Shyane (An Sián meaning a fairy mound) is a civil parish in County Tipperary, Ireland. It is one of 21 civil parishes in the historical barony of Eliogarty. It is divided into three townlands: Clobanna (containing a little over 243 acres), Rossestown (a little over 587 acres) and Coolgarrane (a little over 77 acres).

==Church of Ireland parish==
Like all civil parishes, this civil parish is derived from, and co-extensive with a pre-existing Church of Ireland parish of the same name. (However, the Ecclesiastical Annals for the Church of Ireland diocese of Cashel say that the parish was sometimes called Templeshyane).

The first Ordnance Survey map of the area shows a graveyard and the ruins of Templeshyane church in the north-eastern corner of Clobanna townland, with one parcel of glebe land surrounding them and another parcel of glebe land in the southern part of the townland.

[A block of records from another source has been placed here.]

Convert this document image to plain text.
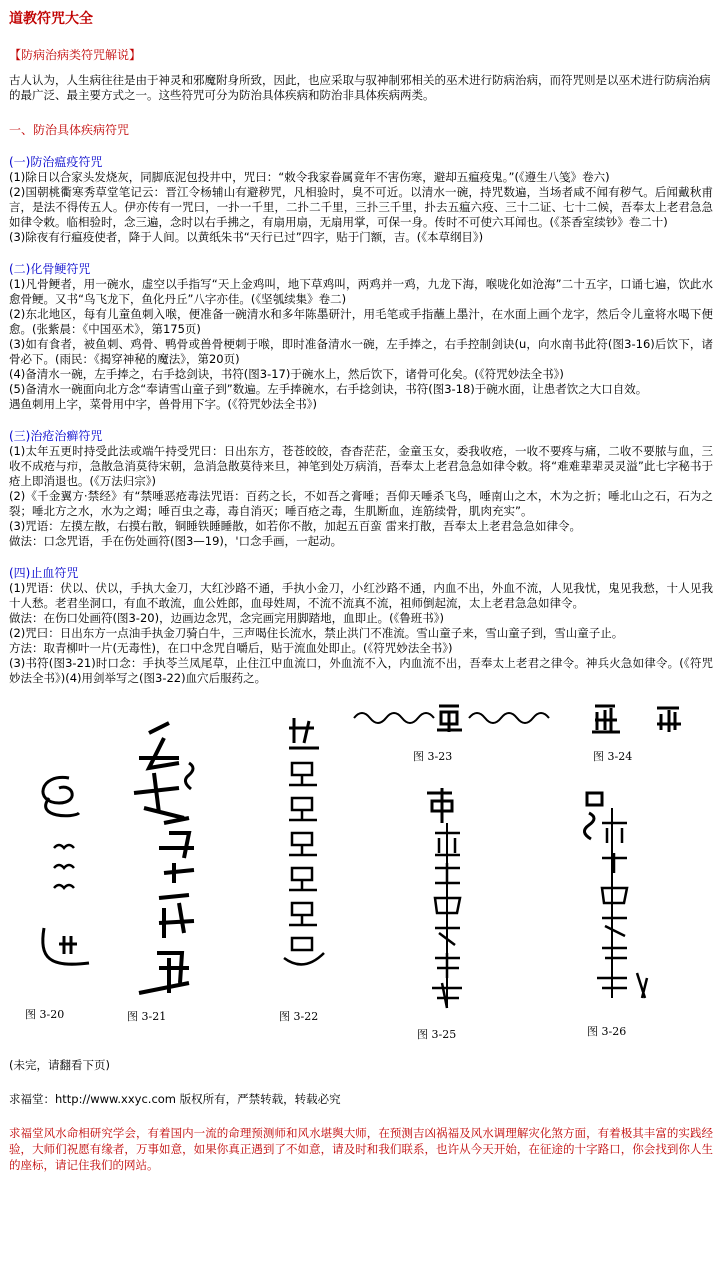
道教符咒大全
【防病治病类符咒解说】

古人认为，人生病往往是由于神灵和邪魔附身所致，因此，也应采取与驭神制邪相关的巫术进行防病治病，而符咒则是以巫术进行防病治病的最广泛、最主要方式之一。这些符咒可分为防治具体疾病和防治非具体疾病两类。

一、防治具体疾病符咒
(一)防治瘟疫符咒

(1)除日以合家头发烧灰，同脚底泥包投井中，咒曰：“敕令我家眷属竟年不害伤寒，避却五瘟疫鬼。”(《遵生八笺》卷六)

(2)国朝桃衢寒秀草堂笔记云：晋江令杨辅山有避秽咒，凡相验时，臭不可近。以清水一碗，持咒数遍，当场者咸不闻有秽气。后闻戴秋甫言，是法不得传五人。伊亦传有一咒曰，一扑一千里，二扑二千里，三扑三千里，扑去五瘟六疫、三十二证、七十二候，吾奉太上老君急急如律令敕。临相验时，念三遍，念时以右手拂之，有扇用扇，无扇用掌，可保一身。传时不可使六耳闻也。(《茶香室续钞》卷二十)

(3)除夜有行瘟疫使者，降于人间。以黄纸朱书“天行已过”四字，贴于门额，吉。(《本草纲目》)

(二)化骨鲠符咒

(1)凡骨鲠者，用一碗水，虚空以手指写“天上金鸡叫，地下草鸡叫，两鸡并一鸡，九龙下海，喉咙化如沧海”二十五字，口诵七遍，饮此水愈骨鲠。又书“鸟飞龙下，鱼化丹丘”八字亦佳。(《坚瓠续集》卷二)

(2)东北地区，每有儿童鱼刺入喉，便准备一碗清水和多年陈墨研汁，用毛笔或手指蘸上墨汁，在水面上画个龙字，然后令儿童将水喝下便愈。(张紫晨：《中国巫术》，第175页)

(3)如有食者，被鱼刺、鸡骨、鸭骨或兽骨梗刺于喉，即时准备清水一碗，左手捧之，右手控制剑诀(u，向水南书此符(图3-16)后饮下，诸骨必下。(雨民：《揭穿神秘的魔法》，第20页)

(4)备清水一碗，左手捧之，右手捻剑诀，书符(图3-17)于碗水上，然后饮下，诸骨可化矣。(《符咒妙法全书》)

(5)备清水一碗面向北方念“奉请雪山童子到”数遍。左手捧碗水，右手捻剑诀，书符(图3-18)于碗水面，让患者饮之大口自效。

遇鱼刺用上字，菜骨用中字，兽骨用下字。(《符咒妙法全书》)

(三)治疮治癣符咒

(1)太年五更时持受此法或端午持受咒曰：日出东方，苍苍皎皎，杳杳茫茫，金童玉女，委我收疮，一收不要疼与痛，二收不要脓与血，三收不成疮与疖，急散急消莫待宋朝，急消急散莫待来旦，神笔到处万病消，吾奉太上老君急急如律令敕。将“难难辈辈灵灵溢”此七字秘书于疮上即消退也。(《万法归宗》)

(2)《千金翼方·禁经》有“禁唾恶疮毒法咒语：百药之长，不如吾之膏唾；吾仰天唾杀飞鸟，唾南山之木，木为之折；唾北山之石，石为之裂；唾北方之水，水为之竭；唾百虫之毒，毒自消灭；唾百疮之毒，生肌断血，连筋续骨，肌肉充实”。

(3)咒语：左摸左散，右摸右散，铜睡铁睡睡散，如若你不散，加起五百蛮 雷来打散，吾奉太上老君急急如律令。

做法：口念咒语，手在伤处画符(图3—19)，'口念手画，一起动。

(四)止血符咒

(1)咒语：伏以、伏以，手执大金刀，大红沙路不通，手执小金刀，小红沙路不通，内血不出，外血不流，人见我忧，鬼见我愁，十人见我十人愁。老君坐洞口，有血不敢流，血公姓郎，血母姓周，不流不流真不流，祖师倒起流，太上老君急急如律令。

做法：在伤口处画符(图3-20)，边画边念咒，念完画完用脚踏地，血即止。(《鲁班书》)

(2)咒曰：日出东方一点油手执金刀骑白牛，三声喝住长流水，禁止洪门不准流。雪山童子来，雪山童子到，雪山童子止。

方法：取青柳叶一片(无毒性)，在口中念咒自嚼后，贴于流血处即止。(《符咒妙法全书》)

(3)书符(图3-21)时口念：手执苓兰凤尾草，止住江中血流口，外血流不入，内血流不出，吾奉太上老君之律令。神兵火急如律令。(《符咒妙法全书》)(4)用剑举写之(图3-22)血穴后服药之。

图 3-20	图 3-21	图 3-22
图 3-23	图 3-24
图 3-25	图 3-26
(未完，请翻看下页)
求福堂：http://www.xxyc.com 版权所有，严禁转载，转载必究

求福堂风水命相研究学会，有着国内一流的命理预测师和风水堪舆大师，在预测吉凶祸福及风水调理解灾化煞方面，有着极其丰富的实践经验，大师们祝愿有缘者，万事如意，如果你真正遇到了不如意，请及时和我们联系，也许从今天开始，在征途的十字路口，你会找到你人生的座标，请记住我们的网站。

An article in volume 42 of the Dublin University Magazine, dated 1853, refers to the church and graveyard as Templeshane, which it translates to English as "John's Church".

Although by the time of the first Ordnance survey Shyane parish was divided into three townlands, the Ecclesiastical Annals for the Church of Ireland diocese of Cashel say that there was only one townland, which it named "Clotanna", in the parish.

Writing in 1837, Lewis said that the vicarage of Shyane was "partly united, by act of council, in 1682" to the living of the Church of Ireland parish of Thurles.